To have these telegraph type boxes requires wiring between the boxes and the fire department which is expensive to maintain. The town I live in still uses this type system and the fire department has a full time employee whose job it is to maintain they system.


----------



## michael3 (Mar 14, 2010)

BBQ said:


> Probably not just your house, much more likely your block or area etc.
> 
> The numbers where assigned by the local fire departments, I have installed new ones of these as recently as 10 years ago. But most fire departments that have these systems are changing to radio based systems.
> 
> To have these telegraph type boxes requires wiring between the boxes and the fire department which is expensive to maintain. The town I live in still uses this type system and the fire department has a full time employee whose job it is to maintain they system.


Good point, makes sense.


----------



## LARMGUY (Aug 22, 2010)

If the glass is gone maybe it was used once? Do you see any evidence of fire damage?


----------



## michael3 (Mar 14, 2010)

LARMGUY said:


> If the glass is gone maybe it was used once? Do you see any evidence of fire damage?

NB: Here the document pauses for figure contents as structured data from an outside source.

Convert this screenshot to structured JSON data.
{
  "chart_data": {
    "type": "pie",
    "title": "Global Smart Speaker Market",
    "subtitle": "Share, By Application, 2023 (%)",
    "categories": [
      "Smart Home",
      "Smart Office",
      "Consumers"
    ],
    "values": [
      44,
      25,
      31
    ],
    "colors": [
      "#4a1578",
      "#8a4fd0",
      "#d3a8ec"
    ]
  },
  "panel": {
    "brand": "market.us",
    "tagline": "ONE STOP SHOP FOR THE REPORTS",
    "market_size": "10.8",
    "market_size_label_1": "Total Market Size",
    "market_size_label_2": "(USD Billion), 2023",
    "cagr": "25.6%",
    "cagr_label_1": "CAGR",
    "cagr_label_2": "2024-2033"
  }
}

No damage except the rust on front.

Glass is in tact.


----------



## fdew (Mar 26, 2009)

These boxes are quite high tech. Besides transmitting the number, they have a telegraph key and bell for communication. also they are non interfering. That is, if one box is pulled while another one is transmitting an alarm, the second one will wait and not transmit it's code until the first one has finished. Also, note there is a 3rd wire. That is a ground. If the series loop is broken, the box will seize ground and transmit it's signal from ground to the station on either half of the loop. The particular box you have with the small door with a small roof over it is the more desirable for collectors. Also, there are a lot more boxes then there are pedestals, so if you have that as well, hang on to it.

Frank


----------



## ugly1 (Dec 14, 2009)

The fire alarm system in New York City has over 12,000 boxes maintained by about 100 communications electricians. In the 1990's, there was an attempt to discontinue the system as it was thought no longer needed in the age of cellphones. A compromise resulted in removal of about 4,000 boxes. Many of the boxes are emergency response boxes with two pushbuttons that connect you to either the Police or Fire department. But the majority remain as telegraph boxes, tapping out their signal to the borough command center at a speed not much faster than Samuel Morse sending " what has God wrought".


----------



## RIVETER (Sep 26, 2009)

I had two of them that I bought thirty years ago. I paid $25 each and sold one about four years ago for $100.00. They are neat.


----------